The market rejected her policies.

  • A crash in government bonds
  • A sharp fall in the pound
  • Pension funds on the brink of collapse
  • A spike in OIS
  • A surge in interest rates

These elements moved in unison,
and the market effectively executed the government.

This incident symbolized a new political phenomenon of the 21st century:

“A democratically elected government can be toppled by the market.”

And today,
Japan is beginning to resemble this British pattern—dangerously so.


2. The “Structure” That Brought Down the Truss Government Is Identical to Japan’s

The failure of the Truss administration was not a mere policy mistake.
It was a structural error.

That structure can be summarized in five points:

  1. Loss of fiscal discipline
    → Japan: Debt at 260% of GDP. Fiscal discipline has effectively vanished.

  2. Distorted interest rates
    → Japan: Zero interest rates locked in. Price discovery has disappeared.

  3. Declining currency credibility
    → Japan: Gold prices have quintupled. The yen’s purchasing power has plunged.

  4. Dysfunctional government bond market
    → Japan: The BOJ holds more than half of all JGBs.
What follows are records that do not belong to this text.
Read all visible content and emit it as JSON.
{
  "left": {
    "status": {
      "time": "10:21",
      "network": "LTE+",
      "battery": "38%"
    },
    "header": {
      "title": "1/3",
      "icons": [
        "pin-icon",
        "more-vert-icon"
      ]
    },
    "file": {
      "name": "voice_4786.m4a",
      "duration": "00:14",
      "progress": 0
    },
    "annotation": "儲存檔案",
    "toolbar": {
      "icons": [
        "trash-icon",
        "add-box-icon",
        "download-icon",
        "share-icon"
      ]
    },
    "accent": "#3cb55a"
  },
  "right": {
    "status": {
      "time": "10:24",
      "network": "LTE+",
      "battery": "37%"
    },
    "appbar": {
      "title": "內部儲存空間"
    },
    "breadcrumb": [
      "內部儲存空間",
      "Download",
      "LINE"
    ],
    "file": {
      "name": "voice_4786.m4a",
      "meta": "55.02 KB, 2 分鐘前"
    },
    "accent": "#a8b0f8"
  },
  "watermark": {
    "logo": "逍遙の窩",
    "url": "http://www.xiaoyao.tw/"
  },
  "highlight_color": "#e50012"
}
Some days see no trading at all.

  5. Short-termism and emotional politics
    → Japan: Snap dissolutions, right‑wing appeasement, political turbulence.

In short,
all five factors that toppled the Truss government are now present in Japan.


3. The Trigger for the Collapse Was OIS

The first sign of the Truss government’s downfall
was neither government bonds nor the pound.
It was OIS (market expectations of future interest rates).
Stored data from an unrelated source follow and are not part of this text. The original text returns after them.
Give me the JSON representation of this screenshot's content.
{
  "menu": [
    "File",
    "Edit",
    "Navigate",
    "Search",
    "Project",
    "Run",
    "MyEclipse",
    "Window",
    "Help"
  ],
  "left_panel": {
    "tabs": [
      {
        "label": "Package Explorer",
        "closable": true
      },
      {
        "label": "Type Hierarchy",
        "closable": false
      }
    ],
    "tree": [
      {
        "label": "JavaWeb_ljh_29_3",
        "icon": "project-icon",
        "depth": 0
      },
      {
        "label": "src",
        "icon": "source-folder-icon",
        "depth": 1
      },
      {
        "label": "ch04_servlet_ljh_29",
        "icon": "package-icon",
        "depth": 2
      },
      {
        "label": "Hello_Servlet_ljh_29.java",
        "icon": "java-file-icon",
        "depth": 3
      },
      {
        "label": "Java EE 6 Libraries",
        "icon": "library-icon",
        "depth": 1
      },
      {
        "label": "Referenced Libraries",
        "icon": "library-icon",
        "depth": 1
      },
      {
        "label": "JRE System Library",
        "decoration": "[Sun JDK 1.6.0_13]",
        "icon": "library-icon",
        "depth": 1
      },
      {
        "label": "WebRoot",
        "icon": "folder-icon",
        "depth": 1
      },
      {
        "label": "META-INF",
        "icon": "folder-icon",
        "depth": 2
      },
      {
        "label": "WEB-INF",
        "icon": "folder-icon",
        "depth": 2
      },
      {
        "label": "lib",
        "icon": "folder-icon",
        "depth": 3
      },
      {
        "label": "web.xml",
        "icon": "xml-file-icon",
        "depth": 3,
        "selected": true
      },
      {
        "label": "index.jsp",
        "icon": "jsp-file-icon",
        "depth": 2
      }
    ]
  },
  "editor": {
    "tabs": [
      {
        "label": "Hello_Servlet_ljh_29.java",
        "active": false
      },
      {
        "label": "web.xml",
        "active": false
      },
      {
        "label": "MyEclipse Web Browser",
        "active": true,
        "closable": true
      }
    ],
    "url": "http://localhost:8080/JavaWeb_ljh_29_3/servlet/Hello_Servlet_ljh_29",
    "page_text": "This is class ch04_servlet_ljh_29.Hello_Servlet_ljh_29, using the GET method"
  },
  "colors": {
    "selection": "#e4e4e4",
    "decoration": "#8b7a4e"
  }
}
  • The government announced tax cuts
  • Markets judged the fiscal outlook as unsustainable
  • OIS surged
  • Government bonds crashed
  • The pound plummeted
  • Pension funds neared collapse
  • The government fell

This chain reaction began
the moment the market saw through the policy deception.

And now,
Japan’s OIS is beginning to move quietly.
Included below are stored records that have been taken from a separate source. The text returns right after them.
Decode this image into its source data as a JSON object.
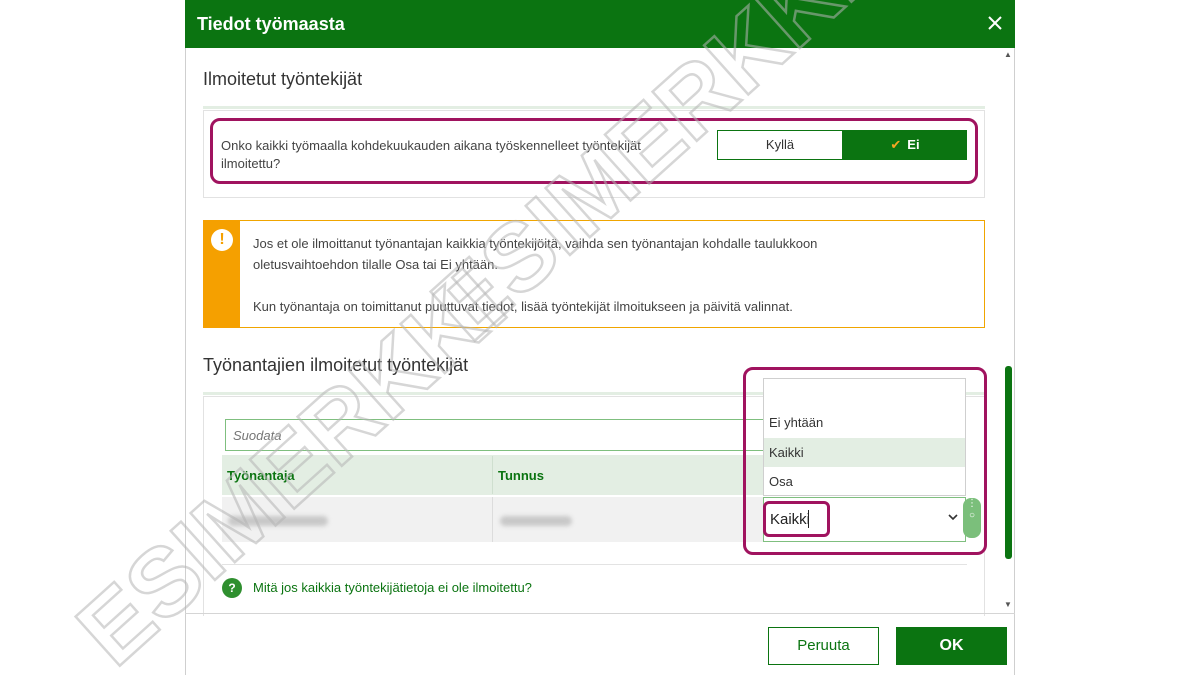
{
  "dialog": {
    "title": "Tiedot työmaasta"
  },
  "reported_section": {
    "title": "Ilmoitetut työntekijät",
    "question": "Onko kaikki työmaalla kohdekuukauden aikana työskennelleet työntekijät ilmoitettu?",
    "yes_label": "Kyllä",
    "no_label": "Ei",
    "selected": "Ei"
  },
  "warning": {
    "line1": "Jos et ole ilmoittanut työnantajan kaikkia työntekijöitä, vaihda sen työnantajan kohdalle taulukkoon",
    "line2": "oletusvaihtoehdon tilalle Osa tai Ei yhtään.",
    "line3": "Kun työnantaja on toimittanut puuttuvat tiedot, lisää työntekijät ilmoitukseen ja päivitä valinnat."
  },
  "employers_section": {
    "title": "Työnantajien ilmoitetut työntekijät",
    "filter_placeholder": "Suodata",
    "columns": [
      "Työnantaja",
      "Tunnus"
    ],
    "dropdown": {
      "options": [
        "Ei yhtään",
        "Kaikki",
        "Osa"
      ],
      "highlighted": "Kaikki",
      "current_value": "Kaikki"
    }
  },
  "help": {
    "link_text": "Mitä jos kaikkia työntekijätietoja ei ole ilmoitettu?"
  },
  "footer": {
    "cancel_label": "Peruuta",
    "ok_label": "OK"
  },
  "watermark": {
    "text": "ESIMERKKI"
  },
  "colors": {
    "brand_green": "#0b7411",
    "warning_orange": "#f5a000",
    "highlight_magenta": "#a0135f"
  }
}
4. Japan’s Risk Level Is Higher Than the UK’s

The key difference between the UK and Japan is simple:

Japan is in a more dangerous position.

United Kingdom

  • Debt: 100% of GDP
  • Interest rates: Market‑determined
  • Currency: Part of the global reserve currency system
  • Bond market: Functioning

Japan

  • Debt: 260% of GDP (worst among advanced economies)
  • Interest rates: Fixed by the BOJ
  • Currency: Purchasing power has shrunk to one‑fifth
  • Bond market: Nearly dysfunctional

In other words,
Japan’s structure makes it far easier for the “market insurgents” to revolt.


5. The Snap Dissolution Will Provoke the “Market Insurgents”

A snap dissolution is not merely a political event.

Markets dislike political turmoil far less than they dislike:

“The loss of policy predictability.”

  • Fiscal discipline is gone
  • Interest rates are suppressed
  • The yen is weakening
  • Gold prices are soaring
  • The bond market is dysfunctional

If political dynamics become emotional under these conditions,
the market will inevitably react.

Just as it did with the Truss government.


6. Conclusion: Japan Has Entered an Era Where Markets Can Topple Governments

A reader once asked me a question,
and the words that came out of my mouth instinctively
may have struck closer to the truth than I realized:

“The market might bring it down, you know.”

This is not an exaggeration.
It is a historical reality.

And now,
Japan is approaching that historical pattern with alarming speed.

  • OIS begins to move
  • Gold prices surge
  • The yen is sold
  • The bond market tightens
  • Political turmoil intensifies

Once this chain reaction begins,
the Double Down strategy will reach its end.

Japan now stands at a civilizational crossroads,
where the credibility of its currency and the sustainability of its institutions are at stake.